Flash floods and landslides have killed at least 27 people, mostly children, on Indonesia‘s Sumatra island, officials say.
An Islamic school in Muara Saladi village saw the highest death toll after mud from the flood and debris from landslides struck Mandailing Natal district in North Sumatra province on Friday afternoon, local police chief Irsan Sinuhaji said on Saturday.
Rescuers and villagers on Friday managed to save several teachers and only 17 out of 29 school children who were swept away, said Sutopo Purwo Nugroho, the National Disaster Mitigation Agency’s spokesman.
He said rescuers retrieved the bodies of 11 children from mud and rubble hours after the incident and one more on Saturday.
A video obtained by The Associated Press showed relatives crying beside their loved ones at a health clinic where the bodies of the children were lying, covered with blankets.
Nugroho said two bodies were found early on Saturday from a car washed away by floods in Mandailing Natal, where 17 homes collapsed and 12 were swept away.
Hundreds of other homes were flooded up to two metres high, while landslides occurred in eight areas of the region.
Four villagers were killed after landslides hit 29 houses and flooded about 100 buildings in neighbouring Sibolga district, Nugroho said.
He said flash floods also smashed several villages in West Sumatra province’s Tanah Datar district, killing five people, including two children, and leaving another missing.
Landslides and flooding in the neighbouring districts of Padang Pariaman and West Pasaman killed four villagers after 500 houses flooded and three bridges collapsed.

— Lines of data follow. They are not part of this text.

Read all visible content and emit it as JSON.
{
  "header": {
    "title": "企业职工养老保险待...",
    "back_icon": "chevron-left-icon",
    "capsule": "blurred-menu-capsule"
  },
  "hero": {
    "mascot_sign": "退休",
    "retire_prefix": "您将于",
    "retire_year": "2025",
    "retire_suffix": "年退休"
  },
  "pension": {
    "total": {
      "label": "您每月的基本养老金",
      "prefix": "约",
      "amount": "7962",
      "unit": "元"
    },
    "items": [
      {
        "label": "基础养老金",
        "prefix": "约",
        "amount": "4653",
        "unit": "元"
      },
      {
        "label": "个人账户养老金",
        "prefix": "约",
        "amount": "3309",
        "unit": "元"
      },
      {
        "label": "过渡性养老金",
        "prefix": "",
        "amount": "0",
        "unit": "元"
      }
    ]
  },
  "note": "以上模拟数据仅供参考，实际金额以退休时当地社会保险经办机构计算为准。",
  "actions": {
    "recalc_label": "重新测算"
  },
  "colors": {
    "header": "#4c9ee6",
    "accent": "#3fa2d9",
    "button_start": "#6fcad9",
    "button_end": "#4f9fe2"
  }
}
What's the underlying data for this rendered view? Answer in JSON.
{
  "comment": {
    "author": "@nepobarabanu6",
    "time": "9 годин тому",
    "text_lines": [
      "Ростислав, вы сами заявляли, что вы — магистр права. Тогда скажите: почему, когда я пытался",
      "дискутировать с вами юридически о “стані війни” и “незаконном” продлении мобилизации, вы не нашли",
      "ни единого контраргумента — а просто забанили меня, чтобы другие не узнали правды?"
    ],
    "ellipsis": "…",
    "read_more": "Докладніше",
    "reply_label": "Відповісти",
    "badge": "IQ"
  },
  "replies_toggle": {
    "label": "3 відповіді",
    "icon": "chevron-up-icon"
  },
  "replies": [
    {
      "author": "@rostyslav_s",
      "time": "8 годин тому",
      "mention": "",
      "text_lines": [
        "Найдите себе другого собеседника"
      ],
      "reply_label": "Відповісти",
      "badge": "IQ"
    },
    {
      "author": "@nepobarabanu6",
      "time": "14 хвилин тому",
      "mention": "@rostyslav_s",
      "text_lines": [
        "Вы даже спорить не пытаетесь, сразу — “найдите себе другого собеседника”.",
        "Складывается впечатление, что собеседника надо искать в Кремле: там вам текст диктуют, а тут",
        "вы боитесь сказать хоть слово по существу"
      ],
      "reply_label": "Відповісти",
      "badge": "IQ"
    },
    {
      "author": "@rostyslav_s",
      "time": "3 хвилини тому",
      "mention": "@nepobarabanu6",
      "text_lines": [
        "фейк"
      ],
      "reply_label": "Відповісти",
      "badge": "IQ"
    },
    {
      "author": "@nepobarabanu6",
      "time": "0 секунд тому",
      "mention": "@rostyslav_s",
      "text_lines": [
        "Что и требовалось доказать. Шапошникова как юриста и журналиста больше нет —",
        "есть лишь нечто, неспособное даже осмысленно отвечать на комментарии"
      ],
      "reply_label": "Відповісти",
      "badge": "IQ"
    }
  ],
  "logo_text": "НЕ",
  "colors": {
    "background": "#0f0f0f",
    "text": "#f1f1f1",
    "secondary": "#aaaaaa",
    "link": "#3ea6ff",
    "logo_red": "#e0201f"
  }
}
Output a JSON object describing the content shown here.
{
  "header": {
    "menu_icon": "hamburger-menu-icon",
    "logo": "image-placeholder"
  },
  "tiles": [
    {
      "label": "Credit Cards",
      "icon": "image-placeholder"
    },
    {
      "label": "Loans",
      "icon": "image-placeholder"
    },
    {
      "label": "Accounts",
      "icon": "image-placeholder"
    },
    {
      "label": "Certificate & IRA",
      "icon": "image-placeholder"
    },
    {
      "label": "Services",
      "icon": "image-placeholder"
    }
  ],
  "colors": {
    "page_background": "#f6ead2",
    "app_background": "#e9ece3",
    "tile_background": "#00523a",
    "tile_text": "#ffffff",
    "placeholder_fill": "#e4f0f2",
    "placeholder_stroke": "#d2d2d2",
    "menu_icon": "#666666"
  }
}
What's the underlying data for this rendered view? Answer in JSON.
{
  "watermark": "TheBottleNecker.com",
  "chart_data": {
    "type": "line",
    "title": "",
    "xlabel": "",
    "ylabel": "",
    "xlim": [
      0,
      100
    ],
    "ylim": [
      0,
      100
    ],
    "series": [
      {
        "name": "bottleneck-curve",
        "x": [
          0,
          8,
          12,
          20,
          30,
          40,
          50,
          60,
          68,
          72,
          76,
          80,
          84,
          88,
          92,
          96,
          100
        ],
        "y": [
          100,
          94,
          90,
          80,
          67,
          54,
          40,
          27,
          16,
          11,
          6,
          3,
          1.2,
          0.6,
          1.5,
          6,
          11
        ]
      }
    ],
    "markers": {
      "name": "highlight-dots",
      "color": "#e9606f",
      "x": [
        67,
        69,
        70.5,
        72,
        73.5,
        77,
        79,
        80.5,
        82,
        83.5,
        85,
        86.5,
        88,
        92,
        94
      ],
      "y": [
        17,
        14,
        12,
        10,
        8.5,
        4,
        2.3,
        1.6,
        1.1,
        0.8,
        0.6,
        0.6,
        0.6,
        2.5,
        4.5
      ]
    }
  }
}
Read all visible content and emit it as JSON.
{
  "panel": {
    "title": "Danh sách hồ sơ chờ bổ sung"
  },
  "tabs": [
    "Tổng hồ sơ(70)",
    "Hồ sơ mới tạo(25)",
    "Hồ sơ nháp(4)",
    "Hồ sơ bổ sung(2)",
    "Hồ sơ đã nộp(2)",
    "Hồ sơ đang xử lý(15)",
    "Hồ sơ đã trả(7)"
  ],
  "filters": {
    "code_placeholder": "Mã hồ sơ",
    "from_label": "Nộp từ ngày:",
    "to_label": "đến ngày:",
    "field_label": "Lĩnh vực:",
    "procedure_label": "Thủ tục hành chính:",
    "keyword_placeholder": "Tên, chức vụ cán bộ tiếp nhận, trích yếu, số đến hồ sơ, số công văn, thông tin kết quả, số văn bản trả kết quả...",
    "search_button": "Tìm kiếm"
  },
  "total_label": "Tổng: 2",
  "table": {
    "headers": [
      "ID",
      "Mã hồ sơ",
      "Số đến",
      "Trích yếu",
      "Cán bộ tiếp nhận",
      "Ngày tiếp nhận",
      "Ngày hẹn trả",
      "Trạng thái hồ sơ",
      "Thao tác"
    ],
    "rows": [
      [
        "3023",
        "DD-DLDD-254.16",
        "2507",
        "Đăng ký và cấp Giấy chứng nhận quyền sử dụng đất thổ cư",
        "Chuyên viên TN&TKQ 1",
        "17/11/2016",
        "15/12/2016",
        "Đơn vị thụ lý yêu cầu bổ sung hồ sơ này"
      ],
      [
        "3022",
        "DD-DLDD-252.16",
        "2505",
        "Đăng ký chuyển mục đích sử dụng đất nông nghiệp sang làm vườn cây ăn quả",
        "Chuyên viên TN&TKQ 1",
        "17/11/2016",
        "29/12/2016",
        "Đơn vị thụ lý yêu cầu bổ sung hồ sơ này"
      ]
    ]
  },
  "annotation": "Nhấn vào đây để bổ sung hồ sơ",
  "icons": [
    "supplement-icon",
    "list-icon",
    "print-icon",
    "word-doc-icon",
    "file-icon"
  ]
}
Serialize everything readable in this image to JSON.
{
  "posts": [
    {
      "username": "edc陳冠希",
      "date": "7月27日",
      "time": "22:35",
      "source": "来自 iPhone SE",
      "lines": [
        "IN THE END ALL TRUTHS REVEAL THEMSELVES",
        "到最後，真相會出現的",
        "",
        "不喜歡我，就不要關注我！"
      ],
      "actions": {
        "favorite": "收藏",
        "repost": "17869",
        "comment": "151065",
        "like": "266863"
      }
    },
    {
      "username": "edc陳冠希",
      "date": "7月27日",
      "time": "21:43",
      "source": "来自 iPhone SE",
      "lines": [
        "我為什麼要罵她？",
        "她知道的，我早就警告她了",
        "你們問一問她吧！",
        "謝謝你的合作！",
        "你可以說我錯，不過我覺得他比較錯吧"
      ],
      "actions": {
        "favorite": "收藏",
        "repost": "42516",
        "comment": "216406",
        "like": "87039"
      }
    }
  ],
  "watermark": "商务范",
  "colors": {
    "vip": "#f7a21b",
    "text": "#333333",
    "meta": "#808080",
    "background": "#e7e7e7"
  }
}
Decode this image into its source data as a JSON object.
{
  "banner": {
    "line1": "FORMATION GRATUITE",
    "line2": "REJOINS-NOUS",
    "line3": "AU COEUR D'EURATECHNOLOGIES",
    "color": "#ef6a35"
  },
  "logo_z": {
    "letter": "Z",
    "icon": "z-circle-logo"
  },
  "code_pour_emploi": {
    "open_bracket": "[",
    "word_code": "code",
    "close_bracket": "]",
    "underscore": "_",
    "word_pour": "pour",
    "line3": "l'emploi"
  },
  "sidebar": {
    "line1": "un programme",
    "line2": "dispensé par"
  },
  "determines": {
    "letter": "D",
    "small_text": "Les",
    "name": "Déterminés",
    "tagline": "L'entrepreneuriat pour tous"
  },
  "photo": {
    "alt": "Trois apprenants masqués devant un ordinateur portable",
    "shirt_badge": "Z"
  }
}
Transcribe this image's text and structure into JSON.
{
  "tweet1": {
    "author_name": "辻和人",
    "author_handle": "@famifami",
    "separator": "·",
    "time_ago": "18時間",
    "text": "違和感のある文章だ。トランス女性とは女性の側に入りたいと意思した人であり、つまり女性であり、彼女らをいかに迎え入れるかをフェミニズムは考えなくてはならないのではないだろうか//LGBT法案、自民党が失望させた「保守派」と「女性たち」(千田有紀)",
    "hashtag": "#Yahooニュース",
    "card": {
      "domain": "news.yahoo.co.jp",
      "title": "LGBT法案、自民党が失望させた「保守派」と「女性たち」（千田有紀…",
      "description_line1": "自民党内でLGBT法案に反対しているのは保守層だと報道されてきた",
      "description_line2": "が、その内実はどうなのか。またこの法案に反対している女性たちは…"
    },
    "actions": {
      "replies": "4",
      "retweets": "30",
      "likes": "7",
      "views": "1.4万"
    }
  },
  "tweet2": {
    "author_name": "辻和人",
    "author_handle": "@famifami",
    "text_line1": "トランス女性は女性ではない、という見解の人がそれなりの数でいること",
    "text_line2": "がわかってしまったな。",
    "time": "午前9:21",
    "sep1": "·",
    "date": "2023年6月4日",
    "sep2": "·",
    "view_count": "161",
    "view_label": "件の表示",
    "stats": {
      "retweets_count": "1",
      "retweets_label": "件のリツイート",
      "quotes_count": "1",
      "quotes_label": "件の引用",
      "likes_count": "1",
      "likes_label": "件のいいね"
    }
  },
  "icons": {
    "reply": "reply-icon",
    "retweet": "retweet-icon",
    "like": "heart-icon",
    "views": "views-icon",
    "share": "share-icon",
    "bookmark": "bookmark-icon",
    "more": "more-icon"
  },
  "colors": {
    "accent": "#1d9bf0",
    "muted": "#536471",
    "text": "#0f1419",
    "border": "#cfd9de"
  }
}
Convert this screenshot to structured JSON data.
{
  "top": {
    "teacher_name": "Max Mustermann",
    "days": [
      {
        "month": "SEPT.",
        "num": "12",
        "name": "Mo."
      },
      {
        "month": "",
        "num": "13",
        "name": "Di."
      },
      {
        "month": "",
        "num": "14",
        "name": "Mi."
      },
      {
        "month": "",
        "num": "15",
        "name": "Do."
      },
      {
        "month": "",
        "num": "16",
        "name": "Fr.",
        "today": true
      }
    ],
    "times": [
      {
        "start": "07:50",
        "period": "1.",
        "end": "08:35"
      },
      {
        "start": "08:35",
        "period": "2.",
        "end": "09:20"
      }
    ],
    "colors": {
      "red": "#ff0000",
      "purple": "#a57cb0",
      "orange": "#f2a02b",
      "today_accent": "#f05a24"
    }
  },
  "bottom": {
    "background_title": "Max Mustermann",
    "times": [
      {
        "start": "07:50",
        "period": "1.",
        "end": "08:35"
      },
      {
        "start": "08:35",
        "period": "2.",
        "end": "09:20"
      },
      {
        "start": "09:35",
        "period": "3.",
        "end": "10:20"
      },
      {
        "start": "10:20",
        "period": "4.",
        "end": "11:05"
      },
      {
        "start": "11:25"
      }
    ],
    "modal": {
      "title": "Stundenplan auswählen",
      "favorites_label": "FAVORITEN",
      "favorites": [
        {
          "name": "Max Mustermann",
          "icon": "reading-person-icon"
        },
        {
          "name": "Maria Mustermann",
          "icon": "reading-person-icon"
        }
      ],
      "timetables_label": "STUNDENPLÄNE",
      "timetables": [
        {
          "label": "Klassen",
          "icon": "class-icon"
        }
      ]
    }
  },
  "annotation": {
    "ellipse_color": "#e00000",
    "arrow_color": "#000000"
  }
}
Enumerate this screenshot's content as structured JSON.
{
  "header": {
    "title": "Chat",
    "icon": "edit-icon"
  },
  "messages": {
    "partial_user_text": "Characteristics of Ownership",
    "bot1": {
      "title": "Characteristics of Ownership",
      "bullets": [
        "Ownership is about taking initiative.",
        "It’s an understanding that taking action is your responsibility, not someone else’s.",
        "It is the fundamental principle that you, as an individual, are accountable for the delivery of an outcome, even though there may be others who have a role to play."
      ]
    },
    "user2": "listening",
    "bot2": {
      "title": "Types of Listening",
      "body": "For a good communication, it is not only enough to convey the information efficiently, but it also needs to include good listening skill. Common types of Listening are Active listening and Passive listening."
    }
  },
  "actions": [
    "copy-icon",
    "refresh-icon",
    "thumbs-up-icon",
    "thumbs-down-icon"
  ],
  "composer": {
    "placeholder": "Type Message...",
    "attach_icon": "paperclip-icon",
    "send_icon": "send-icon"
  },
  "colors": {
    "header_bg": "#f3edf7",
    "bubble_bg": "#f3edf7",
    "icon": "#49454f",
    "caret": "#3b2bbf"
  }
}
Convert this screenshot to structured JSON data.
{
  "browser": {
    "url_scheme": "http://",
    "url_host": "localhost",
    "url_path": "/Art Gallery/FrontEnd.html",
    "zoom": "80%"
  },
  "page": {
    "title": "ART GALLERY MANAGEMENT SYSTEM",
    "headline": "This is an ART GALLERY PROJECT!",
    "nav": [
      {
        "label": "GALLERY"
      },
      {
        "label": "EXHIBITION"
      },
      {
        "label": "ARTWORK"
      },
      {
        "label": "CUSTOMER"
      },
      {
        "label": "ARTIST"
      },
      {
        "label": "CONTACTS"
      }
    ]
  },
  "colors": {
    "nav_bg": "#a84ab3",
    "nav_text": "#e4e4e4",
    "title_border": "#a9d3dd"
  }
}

Both North and West Sumatra provinces declared a weeklong emergency relief period.
Hundreds of survivors fled their hillside homes to safer ground, fearing more of the mountainside would collapse under continuing rain, Nugroho said.
Dozens of injured people were rushed to nearby hospitals and clinics, he said.
Seasonal downpours cause frequent landslides and floods each year in Indonesia, a chain of 17,000 islands where millions of people live in mountainous areas or near fertile flood plains.